第220話 情報屋へ
新ダンジョンの営業も、軌道に乗ってきて、少し自分の時間が取れるようになってきた。なので、ちょっとわがままなのだが、調べ物をする時間をいただくことにした。
まず、はじめに、俺の部屋にリンスとジラルダ、それとスフィルドを呼んで、相談を聞いてもらうことにした。
「それで、学者アルソネが、話をしていた、『時の満ち欠け』について、調べていこうかと思うんだけど、どうしたらいいか見当がつかないんだ、何か良い方法はないかな」
俺がそう聞くと、ジラルダが、少し考えて、こう話す。
「そもそも、『時の満ち欠け』は謎が多い神器なんです。クリフナーの伝記に名前が出てくるのですが、その見た目や、大きさなども明記が無く、どんなものか尊像もできない物なんです」
「せめてどんな物か分かれば、私が見ることもできるかもしれませんが・・」
スフィルドがそう話す。彼女はすごく目がいいので、探し物を理解していれば、それがどこにあるか探すことくらいはできるそうだ。
「やはり、ここは情報屋に頼むしかないですね」
下を向いて考えていたリンスが、顔を上げると、そう発言する。
「情報屋?」
「そうです。お金を払えば、どんな情報も教えてくれる人たちです」
「そんな便利な人がいるんだね」
「だけど・・内容によって金額が違うのですが・・おそらく、今回のように、伝説級の情報となると、相当高い金額を提示される可能性があります」
「た・・高いってどれくらい?」
「下手をすると数億ゴルドくらいは・・・・」
「ぐはっ・・そんなの払えないよ」
「まあ、ダメ元で相談だけしに行ってみましょうか」
「そうだね、払える金額であれば聞くことにしよう」
そう決まったので、情報屋へと出かけることにした。同行するのはリンス、スフィルド、ジラルダと、アスターシアとマゴイットが、どこで話を聞いたのか、ついてきた。
他のみんなは、ダンジョンが営業中なのでお留守番である。留守の管理はフィスティナに任せて、早速出発した。
俺たちは、アルマームで一番と評判の情報屋へとやってきた。そこはミュラ魔導商店街の路地裏に、ひっそりと営業していた。見た目では判断できないと思うけど、小さな小屋のようなその建物からは、腕のいい情報屋には、とても見えなかった。
丸みのある扉を開くと、扉に取り付けられている、来客を店主に知らせる鈴がなる。それを聞いて、店の奥から、若い女性が出てきた。いや、若い女性と言うか・・少女と言った方が良い年齢に見える。耳の形などから、エルフのようだけど、どうだろうか。
「いらっしゃいませ。どうぞ、そちらにお掛け下さい」
「は・・はい」
小さな部屋に、複数の椅子とテーブルが置かれていたので、そこに座る。
「今日はどのようなご用件ですか」
エルフの少女から、丁寧な口調でそう聞かれる。
「はい。少しお聞きしたいことがありまして・・」
「そうですね、ここにくるお客さんは、皆さんそうおっしゃいます」
そりゃそうだ。情報屋に来るのは、何か聞きたいことがあるから来るに決まっている。どうも、小さな少女から、大人っぽい言い回しをされて、調子が狂っているようだ。
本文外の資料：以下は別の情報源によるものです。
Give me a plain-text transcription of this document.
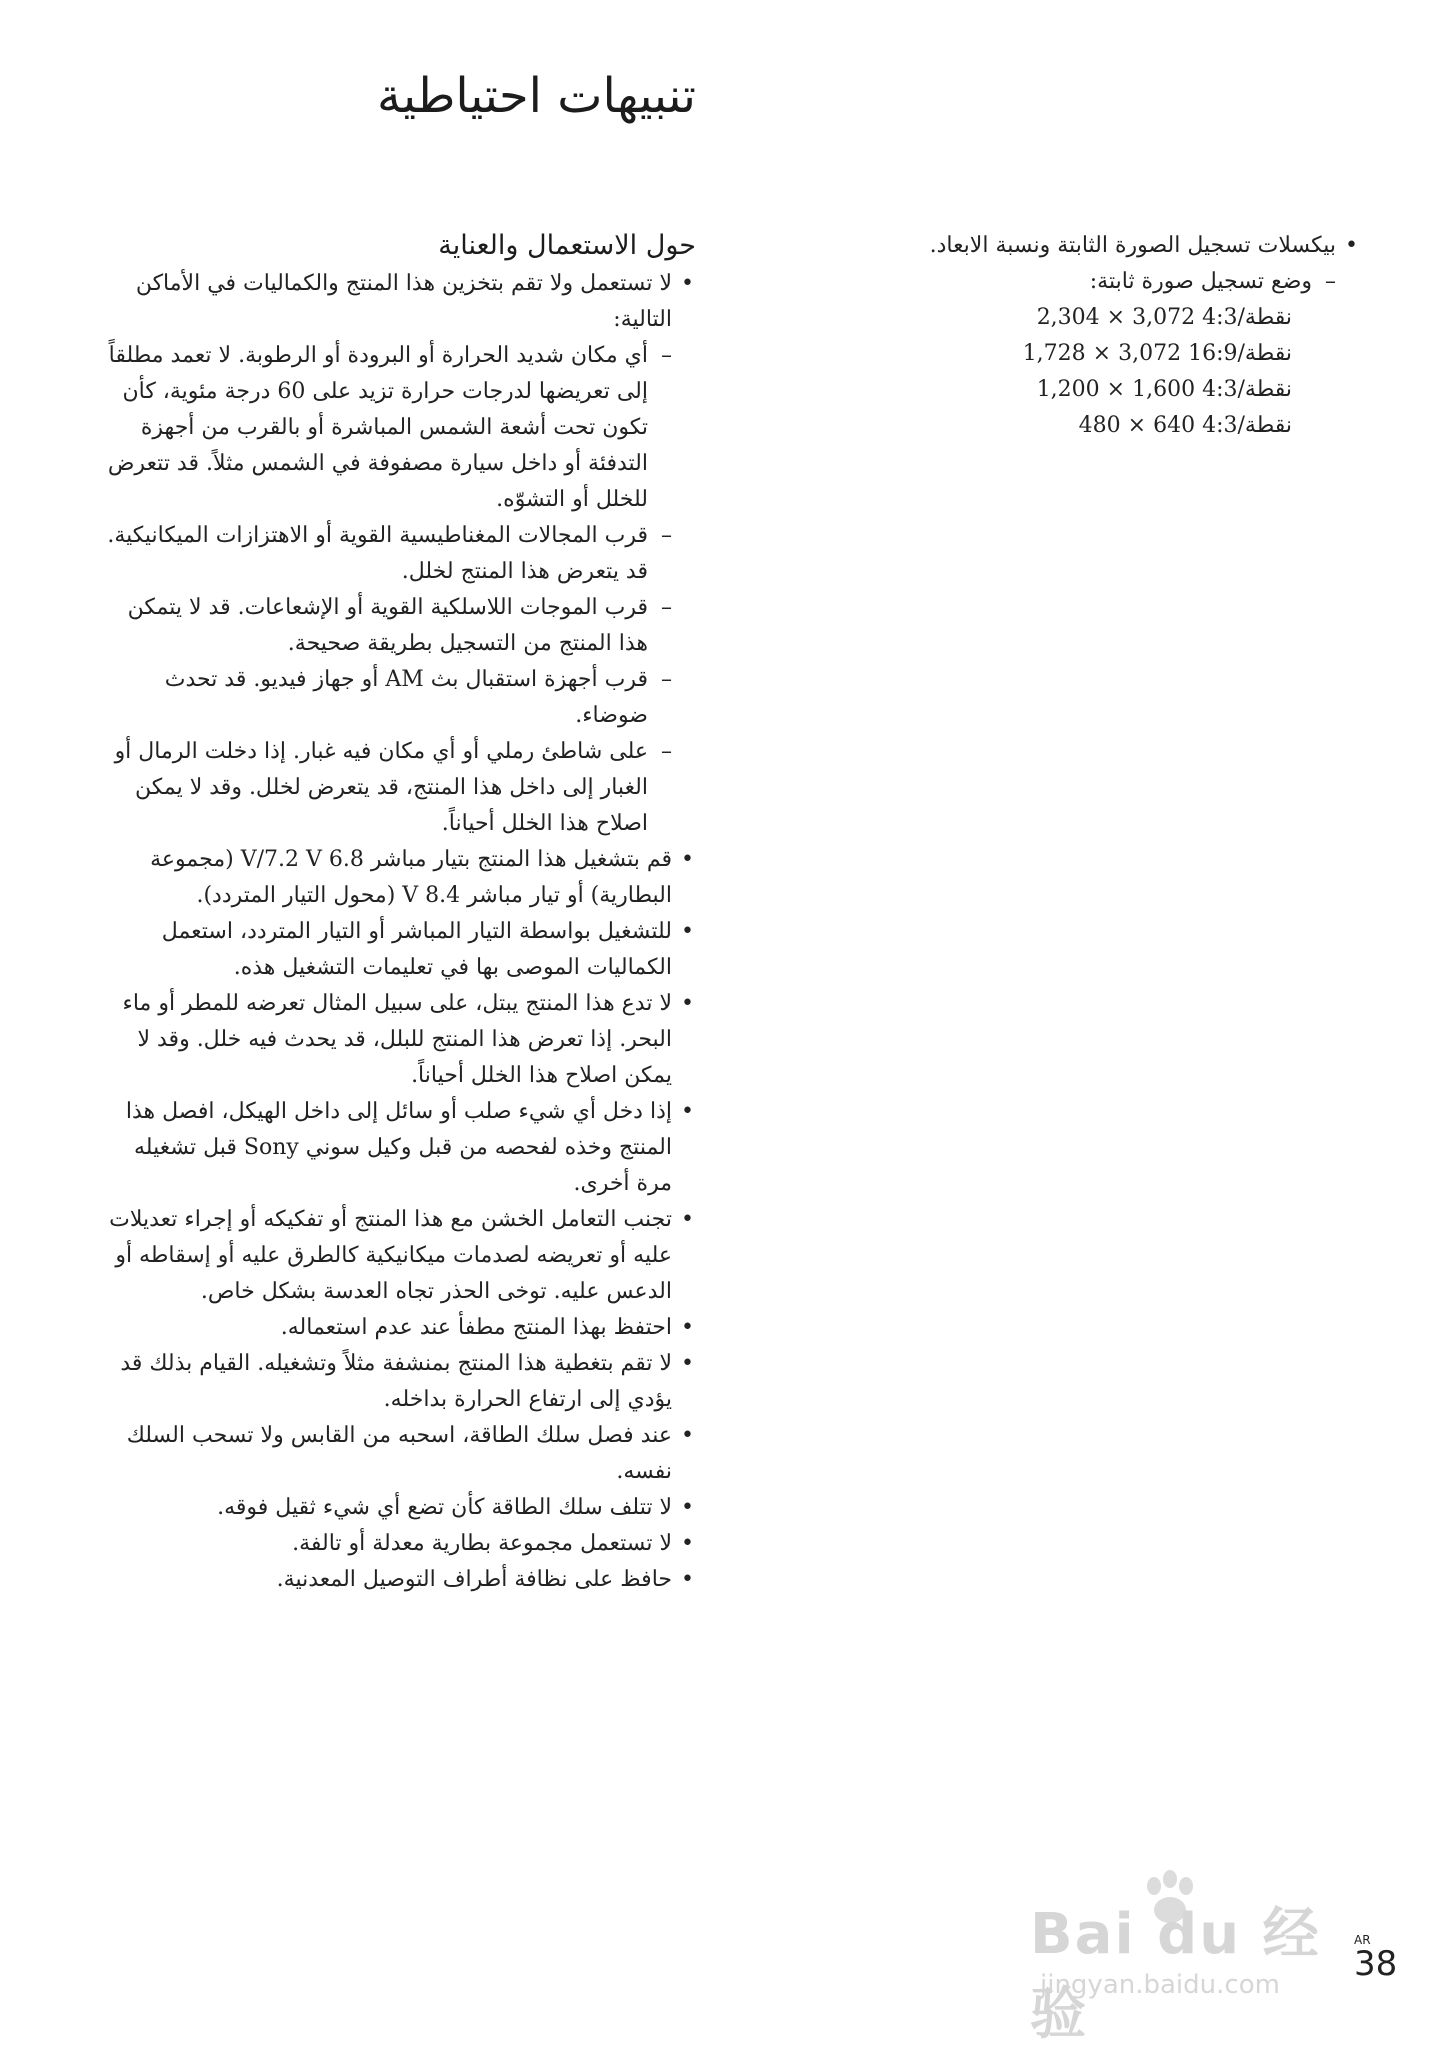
تنبيهات احتياطية
حول الاستعمال والعناية
• لا تستعمل ولا تقم بتخزين هذا المنتج والكماليات في الأماكن التالية:
– أي مكان شديد الحرارة أو البرودة أو الرطوبة. لا تعمد مطلقاً إلى تعريضها لدرجات حرارة تزيد على 60 درجة مئوية، كأن تكون تحت أشعة الشمس المباشرة أو بالقرب من أجهزة التدفئة أو داخل سيارة مصفوفة في الشمس مثلاً. قد تتعرض للخلل أو التشوّه.
– قرب المجالات المغناطيسية القوية أو الاهتزازات الميكانيكية. قد يتعرض هذا المنتج لخلل.
– قرب الموجات اللاسلكية القوية أو الإشعاعات. قد لا يتمكن هذا المنتج من التسجيل بطريقة صحيحة.
– قرب أجهزة استقبال بث AM أو جهاز فيديو. قد تحدث ضوضاء.
– على شاطئ رملي أو أي مكان فيه غبار. إذا دخلت الرمال أو الغبار إلى داخل هذا المنتج، قد يتعرض لخلل. وقد لا يمكن اصلاح هذا الخلل أحياناً.
• قم بتشغيل هذا المنتج بتيار مباشر 6.8 V/7.2 V (مجموعة البطارية) أو تيار مباشر 8.4 V (محول التيار المتردد).
• للتشغيل بواسطة التيار المباشر أو التيار المتردد، استعمل الكماليات الموصى بها في تعليمات التشغيل هذه.
• لا تدع هذا المنتج يبتل، على سبيل المثال تعرضه للمطر أو ماء البحر. إذا تعرض هذا المنتج للبلل، قد يحدث فيه خلل. وقد لا يمكن اصلاح هذا الخلل أحياناً.
• إذا دخل أي شيء صلب أو سائل إلى داخل الهيكل، افصل هذا المنتج وخذه لفحصه من قبل وكيل سوني Sony قبل تشغيله مرة أخرى.
• تجنب التعامل الخشن مع هذا المنتج أو تفكيكه أو إجراء تعديلات عليه أو تعريضه لصدمات ميكانيكية كالطرق عليه أو إسقاطه أو الدعس عليه. توخى الحذر تجاه العدسة بشكل خاص.
• احتفظ بهذا المنتج مطفأ عند عدم استعماله.
• لا تقم بتغطية هذا المنتج بمنشفة مثلاً وتشغيله. القيام بذلك قد يؤدي إلى ارتفاع الحرارة بداخله.
• عند فصل سلك الطاقة، اسحبه من القابس ولا تسحب السلك نفسه.
• لا تتلف سلك الطاقة كأن تضع أي شيء ثقيل فوقه.
• لا تستعمل مجموعة بطارية معدلة أو تالفة.
• حافظ على نظافة أطراف التوصيل المعدنية.
• بيكسلات تسجيل الصورة الثابتة ونسبة الابعاد.
– وضع تسجيل صورة ثابتة:
2,304 × 3,072 نقطة/4:3
1,728 × 3,072 نقطة/16:9
1,200 × 1,600 نقطة/4:3
480 × 640 نقطة/4:3
Bai du 经验
jingyan.baidu.com
AR
38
「え・・と、実は、ある神器について聞きたくてきました」
「なるほど。その神器がある場所を聞きたいのですか」
「いえ、それが・・場所というより、その神器がどんなものかもわからないので、最初にそれを聞きたいと思ってまして・・」
そう紋次郎が聞くと、少女はこう質問してきた。
「では、その神器とはなんですか」
「『時の満ち欠け』と言う、神器なんですが・・」
その単語に、明らかに、少女の空気が変わるのを感じた。
「・・・それはまた厄介な・・」
「ご存知ですか?」
「そうですね・・あなたよりは知っているかもしれません」
エルフの少女がそう言うと、紋次郎は嬉しそうな顔をする。
「本当ですか! その情報はいくらですか?」
紋次郎がそう言うと、少女は困ったような顔をした。
「これは売り物じゃないです。お売りすることはできません」
「・・・それじゃ、売れる情報はありませんか」
さらに少女は困った顔をする。少しそのまま黙っていたが、意を決したように、紋次郎にこう聞いてきた。
「『時の満ち欠け』とは何か知っていますか」
「時間を戻したりする力があると聞いています」
「そうです。時の力があるのです。それは途轍もない力で、悪意を持つ者が、その力を持ってしまうと、この世界を驚異にさらすほどの大きな力なのです」
それを聞いて、彼女が俺にその情報を売ってくれない理由がわかった。
「どこの誰かもわからない人間に、教える情報ではないということですね」
そうなのだ、ようはこっちを信用できないと言いたいのである。これは一筋縄ではいかないと、改めて思った。